Her body was warm, so wonderfully warm, but Frey had gone cold. He felt cheated. He’d waited so long to have her in his arms again, but not like this. He’d dreamed of affection; he found desperation instead. He sensed real terror in her, and that inspired terror in him too. He felt a powerful need to comfort and protect her, but he wasn’t sure if he could. So he held her, and her arms tightened across his back.

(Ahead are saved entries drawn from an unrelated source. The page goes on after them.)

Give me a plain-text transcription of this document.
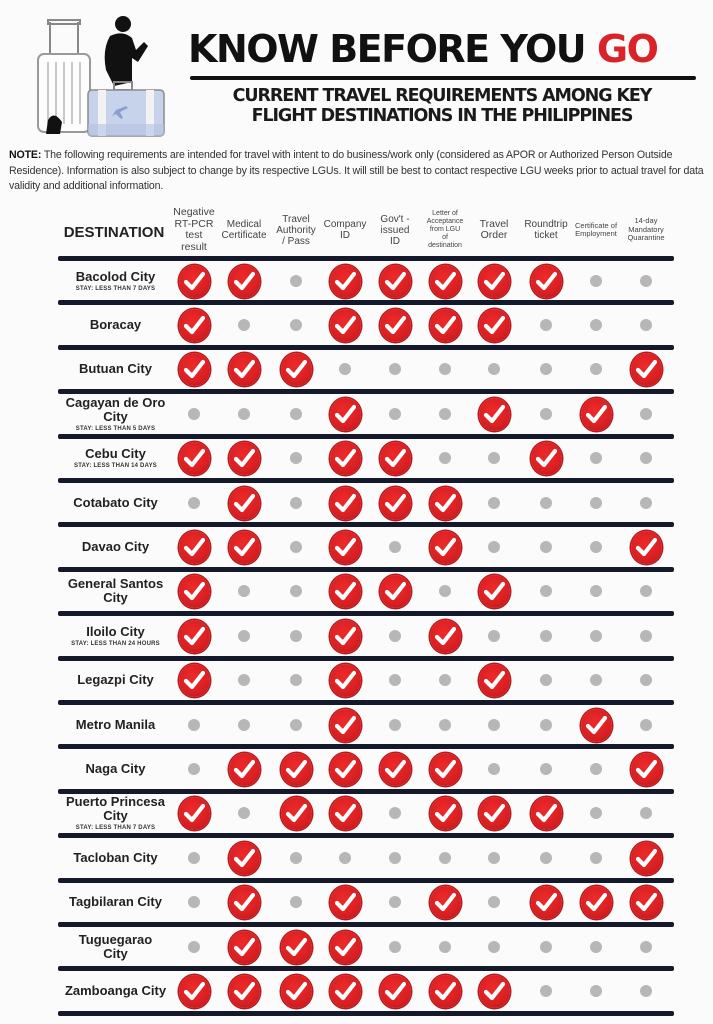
KNOW BEFORE YOU GO
CURRENT TRAVEL REQUIREMENTS AMONG KEY
FLIGHT DESTINATIONS IN THE PHILIPPINES
NOTE: The following requirements are intended for travel with intent to do business/work only (considered as APOR or Authorized Person Outside Residence). Information is also subject to change by its respective LGUs. It will still be best to contact respective LGU weeks prior to actual travel for data validity and additional information.
DESTINATION
Negative
RT-PCR
test
result
Medical
Certificate
Travel
Authority
/ Pass
Company
ID
Gov't -
issued
ID
Letter of
Acceptance
from LGU
of
destination
Travel
Order
Roundtrip
ticket
Certificate of
Employment
14-day
Mandatory
Quarantine
Bacolod City
STAY: LESS THAN 7 DAYS
Boracay
Butuan City
Cagayan de Oro City
STAY: LESS THAN 5 DAYS
Cebu City
STAY: LESS THAN 14 DAYS
Cotabato City
Davao City
General Santos City
Iloilo City
STAY: LESS THAN 24 HOURS
Legazpi City
Metro Manila
Naga City
Puerto Princesa City
STAY: LESS THAN 7 DAYS
Tacloban City
Tagbilaran City
Tuguegarao City
Zamboanga City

He knew what she feared. He’d thought about it enough. It wasn’t dying. It was the loss of her world, the world that had sustained her and kept her stitched together after the horrors she’d suffered. Attempted suicide, the loss of a child, her kidnap and the dreadful ordeals that followed. She’d become steely and cold and vicious because that was what it took to survive and thrive in the hell where she found herself. But change was threatening, from within and without. That was worse than any bullet.
‘Don’t go back,’ he said to her. ‘Come with me. We’ll get on the Ketty Jay and fly out of here, and damn them if they try to stop us.’